Zudem greifen die Vorschriften zum einen bezüglich der Bereitstellung und Finanzierung von Ausbildungsplätzen in die kantonale Autonomie ein und stehen damit im Widerspruch zu den verfassungsrechtlichen Prinzipien der Subsidiarität und der fiskalischen Äquivalenz. Zum andern führen sie für den Bund zu hohen Kosten in einem Bereich, wo die Kantone und die Branchen zuständig sind.

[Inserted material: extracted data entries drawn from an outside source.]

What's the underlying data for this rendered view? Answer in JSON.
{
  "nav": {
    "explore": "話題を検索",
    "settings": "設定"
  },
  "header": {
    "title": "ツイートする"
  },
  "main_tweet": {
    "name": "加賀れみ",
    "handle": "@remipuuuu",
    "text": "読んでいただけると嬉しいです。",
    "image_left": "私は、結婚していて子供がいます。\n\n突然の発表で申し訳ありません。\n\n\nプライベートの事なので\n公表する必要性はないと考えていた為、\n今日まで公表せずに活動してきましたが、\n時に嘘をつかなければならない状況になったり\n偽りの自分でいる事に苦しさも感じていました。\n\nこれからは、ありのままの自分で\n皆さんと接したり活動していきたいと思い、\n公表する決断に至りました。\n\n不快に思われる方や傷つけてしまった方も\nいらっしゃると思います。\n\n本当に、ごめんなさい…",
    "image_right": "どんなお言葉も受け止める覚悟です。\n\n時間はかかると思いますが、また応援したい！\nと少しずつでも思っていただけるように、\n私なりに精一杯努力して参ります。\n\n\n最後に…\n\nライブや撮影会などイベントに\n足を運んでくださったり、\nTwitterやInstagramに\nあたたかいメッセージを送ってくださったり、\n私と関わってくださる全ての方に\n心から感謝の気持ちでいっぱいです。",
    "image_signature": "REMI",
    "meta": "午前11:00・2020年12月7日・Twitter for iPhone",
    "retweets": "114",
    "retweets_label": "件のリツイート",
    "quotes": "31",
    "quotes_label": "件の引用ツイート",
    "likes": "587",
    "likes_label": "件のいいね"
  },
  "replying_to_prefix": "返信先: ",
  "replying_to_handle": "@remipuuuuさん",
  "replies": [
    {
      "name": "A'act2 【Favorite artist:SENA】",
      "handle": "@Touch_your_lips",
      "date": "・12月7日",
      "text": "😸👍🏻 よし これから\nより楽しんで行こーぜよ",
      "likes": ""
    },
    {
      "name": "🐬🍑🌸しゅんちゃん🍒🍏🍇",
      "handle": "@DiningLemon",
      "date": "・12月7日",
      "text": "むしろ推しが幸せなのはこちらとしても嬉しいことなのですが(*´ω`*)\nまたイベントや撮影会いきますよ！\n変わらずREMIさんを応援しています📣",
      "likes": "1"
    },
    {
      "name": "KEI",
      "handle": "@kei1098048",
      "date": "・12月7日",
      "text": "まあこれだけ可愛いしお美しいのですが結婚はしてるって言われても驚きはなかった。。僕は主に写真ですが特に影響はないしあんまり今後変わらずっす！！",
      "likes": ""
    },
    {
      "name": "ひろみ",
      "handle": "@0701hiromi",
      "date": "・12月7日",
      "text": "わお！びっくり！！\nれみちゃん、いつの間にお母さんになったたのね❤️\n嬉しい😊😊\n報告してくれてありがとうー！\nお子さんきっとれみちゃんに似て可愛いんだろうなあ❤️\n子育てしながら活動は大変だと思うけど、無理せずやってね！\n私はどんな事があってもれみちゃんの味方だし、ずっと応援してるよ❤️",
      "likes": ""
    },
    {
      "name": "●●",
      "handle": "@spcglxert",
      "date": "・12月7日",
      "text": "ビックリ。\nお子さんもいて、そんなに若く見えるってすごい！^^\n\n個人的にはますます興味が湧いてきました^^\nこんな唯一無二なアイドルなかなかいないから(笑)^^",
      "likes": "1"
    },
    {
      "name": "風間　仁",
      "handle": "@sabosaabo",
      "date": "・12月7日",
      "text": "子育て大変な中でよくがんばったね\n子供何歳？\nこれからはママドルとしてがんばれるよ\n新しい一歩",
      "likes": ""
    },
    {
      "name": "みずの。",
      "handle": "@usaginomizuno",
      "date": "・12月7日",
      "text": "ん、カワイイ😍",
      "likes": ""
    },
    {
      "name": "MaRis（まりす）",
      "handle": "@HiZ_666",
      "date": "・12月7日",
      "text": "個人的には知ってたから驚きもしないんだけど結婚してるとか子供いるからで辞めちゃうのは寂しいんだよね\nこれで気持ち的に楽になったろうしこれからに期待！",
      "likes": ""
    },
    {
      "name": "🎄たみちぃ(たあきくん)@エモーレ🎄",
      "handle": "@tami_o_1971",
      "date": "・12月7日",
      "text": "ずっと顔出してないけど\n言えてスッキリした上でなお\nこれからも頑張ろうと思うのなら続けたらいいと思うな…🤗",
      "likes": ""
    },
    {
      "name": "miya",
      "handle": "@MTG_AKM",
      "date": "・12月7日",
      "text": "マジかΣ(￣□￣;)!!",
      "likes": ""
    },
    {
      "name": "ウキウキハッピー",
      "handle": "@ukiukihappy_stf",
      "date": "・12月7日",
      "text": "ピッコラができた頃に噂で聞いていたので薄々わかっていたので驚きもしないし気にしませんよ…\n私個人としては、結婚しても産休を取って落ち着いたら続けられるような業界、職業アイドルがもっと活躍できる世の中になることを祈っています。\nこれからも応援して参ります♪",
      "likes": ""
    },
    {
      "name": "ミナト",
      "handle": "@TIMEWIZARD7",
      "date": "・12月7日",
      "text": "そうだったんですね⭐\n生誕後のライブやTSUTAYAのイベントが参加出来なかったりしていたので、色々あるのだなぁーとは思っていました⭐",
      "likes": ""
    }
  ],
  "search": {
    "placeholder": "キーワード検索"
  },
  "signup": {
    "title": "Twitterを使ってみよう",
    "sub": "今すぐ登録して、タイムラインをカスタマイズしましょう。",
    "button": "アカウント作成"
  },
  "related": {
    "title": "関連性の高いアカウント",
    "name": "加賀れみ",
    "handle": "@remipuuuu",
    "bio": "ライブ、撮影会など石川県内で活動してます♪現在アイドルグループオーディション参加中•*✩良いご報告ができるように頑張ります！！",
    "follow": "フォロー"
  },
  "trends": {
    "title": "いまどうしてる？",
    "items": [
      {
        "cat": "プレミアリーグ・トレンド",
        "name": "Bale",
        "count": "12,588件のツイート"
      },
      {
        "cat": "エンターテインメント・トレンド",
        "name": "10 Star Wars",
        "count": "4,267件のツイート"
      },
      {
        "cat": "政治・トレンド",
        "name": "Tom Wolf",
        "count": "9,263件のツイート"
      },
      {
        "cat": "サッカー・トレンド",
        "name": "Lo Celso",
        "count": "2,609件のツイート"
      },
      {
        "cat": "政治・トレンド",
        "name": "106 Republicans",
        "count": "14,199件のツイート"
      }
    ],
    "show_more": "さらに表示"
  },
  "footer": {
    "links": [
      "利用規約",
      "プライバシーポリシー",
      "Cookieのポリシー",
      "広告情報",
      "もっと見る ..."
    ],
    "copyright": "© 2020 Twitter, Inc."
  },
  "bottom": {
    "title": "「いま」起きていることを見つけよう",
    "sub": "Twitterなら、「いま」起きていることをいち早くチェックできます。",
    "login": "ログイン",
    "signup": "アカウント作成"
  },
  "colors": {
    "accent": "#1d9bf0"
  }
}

Die SVP-Fraktion beantragt aus genannten Gründen, weder auf den Bundesbeschluss über Finanzhilfen zur Förderung der Ausbildung im Bereich der Pflege, noch auf den Bundesbeschluss über die Erhöhung der Ausbildungsabschlüsse in Pflege an den kantonalen Fachhochschulen und auch nicht auf den Bundesbeschluss über Finanzhilfen zur Förderung der Effizienz in der medizinischen Grundversorgung, insbesondere der Interprofessionalität, einzutreten. Interprofessionalität und Effizienz sollten in jedem Betrieb und auch in der Zusammenarbeit zwischen den verschiedenen Playern eine Selbstverständlichkeit sein. Mit diesen Beschlüssen werden die wirklichen Probleme nicht gelöst, und wie schon erwähnt, wurden von Bund und Kantonen verschiedenste Massnahmen eingeleitet.
Die SVP-Fraktion bittet Sie deshalb, den Nichteintretensantrag zu unterstützen und ebenfalls, die Bundesbeschlüsse nicht anzunehmen.